The study, released yesterday by the International Labour Organisation, is based on interviews with 16 ex-factory workers who were laid off during the economic crisis and took jobs as hostesses and sex workers in Phnom Penh to supplement their income.
“All women interviewed had experienced some form of workplace abuse – ranging from verbal abuse to serious physical and sexual assault,” the report states.
One of the interviewees, identified as Sotha, a 23-year-old from Prey Veng province, said that as a waitress she was threatened at gunpoint by a customer who wanted to have sex with her. Despite this, Sotha said she was not deterred from eventually moving into sex work.
After losing her job in 2009 another woman, 26-year-old Battambang native Phary, found work in a karaoke bar and soon started supplementing her income with prostitution, which allowed her to help pay for her mother’s medical treatment.
Ly Pisey, a technical assistant for the Women’s Network for Unity, said she agreed with the study’s assessment and cited the difficulty of applying Cambodian Labour Law in such workplaces.
“The women in entertainment establishments are paid so little, maybe US$30 or $40 a month, that they rely on tips from the customers,” she said. “They have no formal contracts and no guarantees of their working conditions.”
San Arun, secretary of state at the Ministry of Women’ Affairs, said yesterday that she had not seen the study, but that the ministry had created centres for retraining workers who left garment factory jobs in skills such as tailoring and cosmetology.

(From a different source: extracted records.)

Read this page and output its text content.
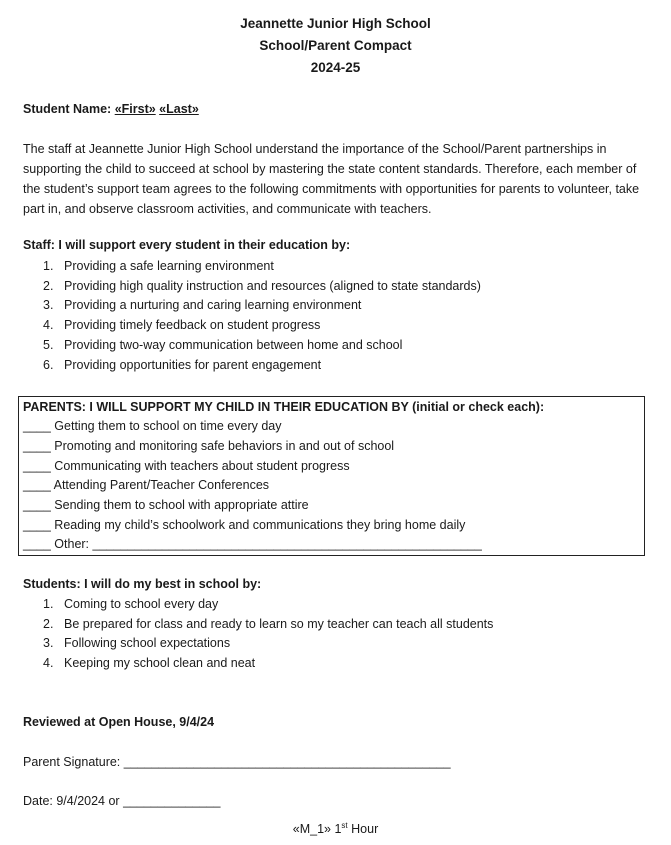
Jeannette Junior High School
School/Parent Compact
2024-25
Student Name: «First» «Last»
The staff at Jeannette Junior High School understand the importance of the School/Parent partnerships in supporting the child to succeed at school by mastering the state content standards. Therefore, each member of the student’s support team agrees to the following commitments with opportunities for parents to volunteer, take part in, and observe classroom activities, and communicate with teachers.
Staff: I will support every student in their education by:
1. Providing a safe learning environment
2. Providing high quality instruction and resources (aligned to state standards)
3. Providing a nurturing and caring learning environment
4. Providing timely feedback on student progress
5. Providing two-way communication between home and school
6. Providing opportunities for parent engagement
PARENTS: I WILL SUPPORT MY CHILD IN THEIR EDUCATION BY (initial or check each):
____ Getting them to school on time every day
____ Promoting and monitoring safe behaviors in and out of school
____ Communicating with teachers about student progress
____ Attending Parent/Teacher Conferences
____ Sending them to school with appropriate attire
____ Reading my child’s schoolwork and communications they bring home daily
____ Other: ________________________________________________________
Students: I will do my best in school by:
1. Coming to school every day
2. Be prepared for class and ready to learn so my teacher can teach all students
3. Following school expectations
4. Keeping my school clean and neat
Reviewed at Open House, 9/4/24
Parent Signature: _______________________________________________
Date: 9/4/2024 or ______________
«M_1» 1st Hour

“We not only teach them skills, but we also educate them on moral and health issues,” San Arun said.
Though she expressed concern about the women’s health and security at entertainment establishments, she acknowledged the attractiveness of such establishments. “Some women cannot spend their time to study at the centres, because they have to spend up to a year to complete the courses.
“That’s why some leave to work in entertainment jobs: because they can earn more and faster,” she said.